A ben pensarci la domanda è piuttosto curiosa (oltre che ingenua) perché è come se il gestore pensasse di essere un’isola nel bel mezzo dell’oceano e che per arrivare alle sua pagina (del cui contenuto non è evidentemente troppo convinto) occorressero ore di connessione, passaggi tortuosi e difficoltà indicibili. Ovviamente così non è.

Il blog, in quanto tale, soprattutto se si trova su una piattaforma professionale e ottimizzata per i robot dei motori di ricerca, ha una sua frequenza costante anche se, per avventura, non venisse aggiornato da anni.
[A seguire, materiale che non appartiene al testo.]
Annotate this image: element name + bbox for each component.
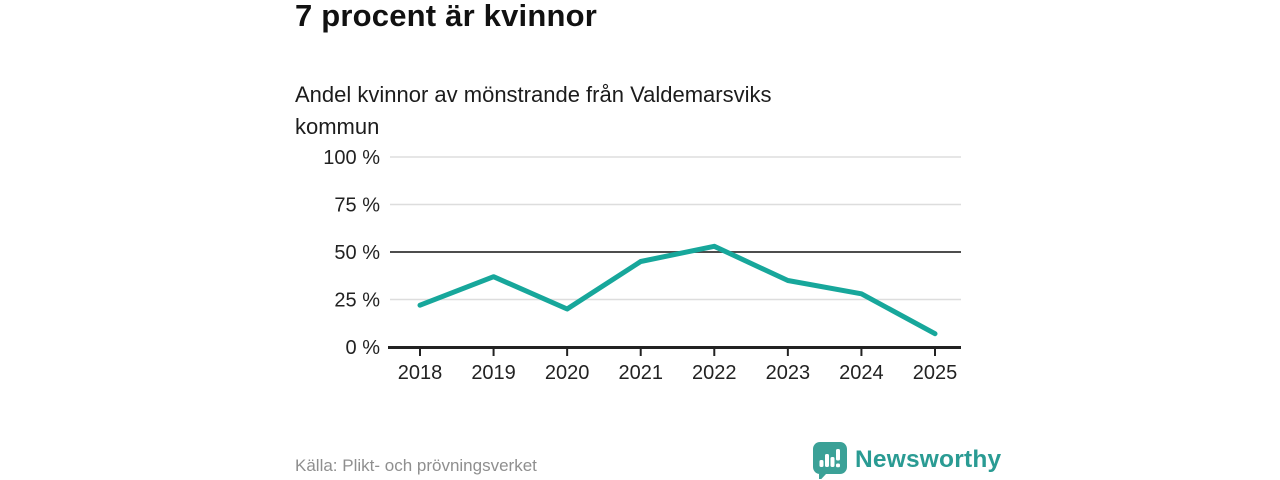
line-chart: 100 % 75 % 50 % 25 % 0 % 2018 2019 2020 2021 2022… xyxy=(323,147,961,384)
y-axis-tick-label: 25 % xyxy=(334,290,380,312)
chart-title: 7 procent är kvinnor xyxy=(295,0,598,33)
x-axis-tick-label: 2023 xyxy=(766,362,811,384)
y-axis-tick-label: 100 % xyxy=(323,147,380,169)
newsworthy-logo-icon xyxy=(813,442,847,479)
x-axis-tick-label: 2020 xyxy=(545,362,590,384)
x-axis-tick-label: 2018 xyxy=(398,362,443,384)
newsworthy-logo-text: Newsworthy xyxy=(855,446,1002,473)
x-axis-tick-label: 2021 xyxy=(618,362,663,384)
source-label: Källa: Plikt- och prövningsverket xyxy=(295,456,537,475)
x-axis-tick-label: 2019 xyxy=(471,362,516,384)
y-axis-tick-label: 75 % xyxy=(334,195,380,217)
x-axis-tick-label: 2022 xyxy=(692,362,737,384)
data-line-andel-kvinnor-av-m-nstrande xyxy=(417,243,938,337)
y-axis-tick-label: 50 % xyxy=(334,242,380,264)
x-axis-tick-label: 2024 xyxy=(839,362,884,384)
newsworthy-logo: Newsworthy xyxy=(812,441,1001,479)
y-axis-tick-label: 0 % xyxy=(346,337,381,359)
x-axis-tick-label: 2025 xyxy=(913,362,958,384)
chart-subtitle: Andel kvinnor av mönstrande från Valdema… xyxy=(295,82,772,139)
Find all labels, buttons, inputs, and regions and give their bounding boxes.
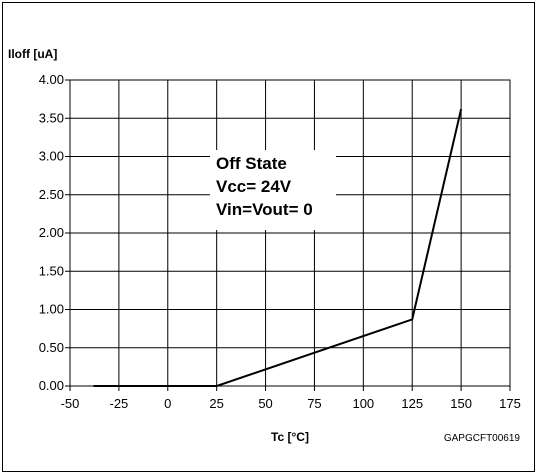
grid-lines-vertical xyxy=(69,80,511,391)
y-tick-label: 0.50 xyxy=(39,340,64,355)
x-tick-label: 50 xyxy=(258,396,272,411)
x-axis-title: Tc [°C] xyxy=(271,430,309,444)
annotation-line-2: Vcc= 24V xyxy=(216,177,292,196)
y-tick-label: 2.00 xyxy=(39,225,64,240)
x-tick-label: 0 xyxy=(164,396,171,411)
x-tick-label: -25 xyxy=(109,396,128,411)
annotation-line-1: Off State xyxy=(216,154,287,173)
y-tick-label: 3.00 xyxy=(39,149,64,164)
y-tick-label: 2.50 xyxy=(39,187,64,202)
grid-lines-horizontal xyxy=(65,79,510,387)
annotation-line-3: Vin=Vout= 0 xyxy=(216,200,313,219)
y-tick-label: 0.00 xyxy=(39,378,64,393)
x-tick-label: 75 xyxy=(307,396,321,411)
plot-area-border xyxy=(69,79,511,387)
y-tick-label: 3.50 xyxy=(39,110,64,125)
x-tick-labels: -50 -25 0 25 50 75 100 125 150 175 xyxy=(61,396,521,411)
series-line xyxy=(93,108,463,387)
figure-code: GAPGCFT00619 xyxy=(444,433,521,444)
y-tick-label: 1.50 xyxy=(39,263,64,278)
annotation-box xyxy=(210,150,336,230)
x-tick-label: 125 xyxy=(401,396,423,411)
y-tick-label: 4.00 xyxy=(39,72,64,87)
x-tick-label: 175 xyxy=(499,396,521,411)
y-tick-labels: 0.00 0.50 1.00 1.50 2.00 2.50 3.00 3.50 4.00 xyxy=(39,72,64,393)
x-tick-label: -50 xyxy=(61,396,80,411)
y-tick-label: 1.00 xyxy=(39,302,64,317)
y-axis-title: Iloff [uA] xyxy=(8,47,57,61)
x-tick-label: 100 xyxy=(352,396,374,411)
x-tick-label: 150 xyxy=(450,396,472,411)
x-tick-label: 25 xyxy=(209,396,223,411)
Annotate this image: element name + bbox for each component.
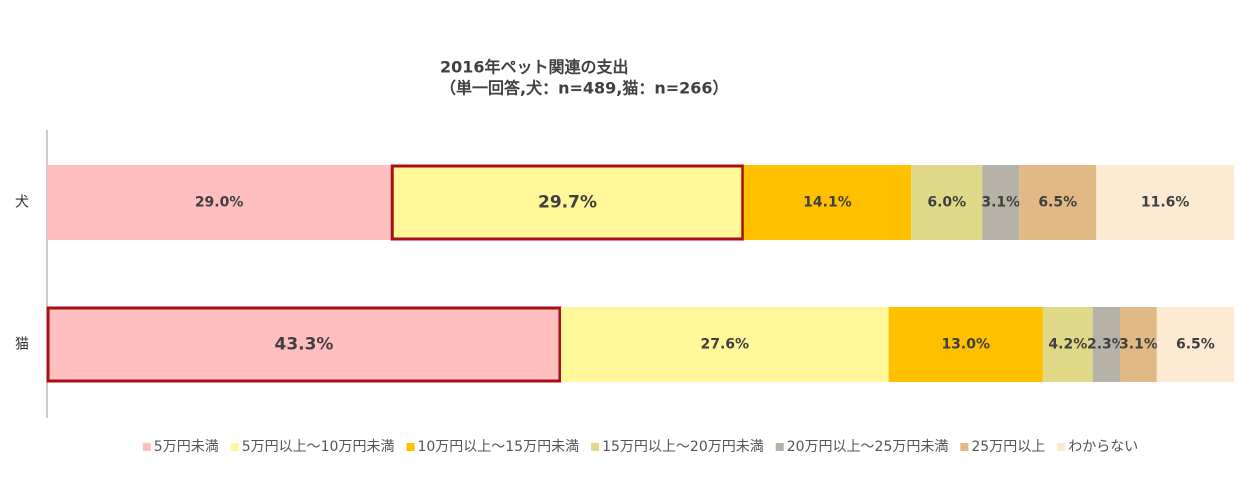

Il visitatore può arrivare cioè su quel determinato sito per interesse, ma anche per errore, fuorviato da una ricerca impostata male o seguendo un particolare tag o un’immagine archiviata dal relativo motore di ricerca. Inoltre c’è tutto il traffico sotterraneo generato dallo spam, i cui commenti sono magari bloccati dai filtri della piattaforma, ma il cui passaggio lascia tuttavia traccia sulle statistiche del sito.

Il blog, in altre parole, ha un suo seguito di visite ‘da galleggiamento’, generate però dall’interconnessione in sé, sempre più complicata ed affollata della grande rete, anziché che da quel particolare sito. Se il blog esiste, esistono anche i suoi relativi contatti minimi, di default, che certamente possono variare di numero, ma non sono quasi mai pari a zero.

Mi viene in mente, a questo proposito, la metafora del motore acceso al minimo di giri quando la vettura è parcheggiata lato marciapiede. Il motore è in funzione, ma la macchina è ferma. La vettura occupa ugualmente un suo autonomo spazio, ha una sua targa identificabile e distinta da tutte le altre nella rete e soprattutto, per il fatto di essere lì, crea un’aggregazione minima di interesse (dal ragazzino che mette dietro il tergicristallo il volantino dello Speedy Pizza, al vigile urbano che ha notato che ti sei fermato sulle strisce pedonali).

La difficoltà risiede piuttosto nel formare contenuti validi e interessanti, nell’ingenerare nuovi e consapevoli accessi, nel provocare consenso e aggregazione, nello scalare le posizioni SEO; in altre parole, nell’abbandonare con la vettura il bordo marciapiede e buttarsi nel traffico vero e proprio del web. Ma a quel punto l’ultima cosa che verrà in mente è domandare via mail, a ogni nostro nuovo contatto, perché mai si è capitati sul nostro blog.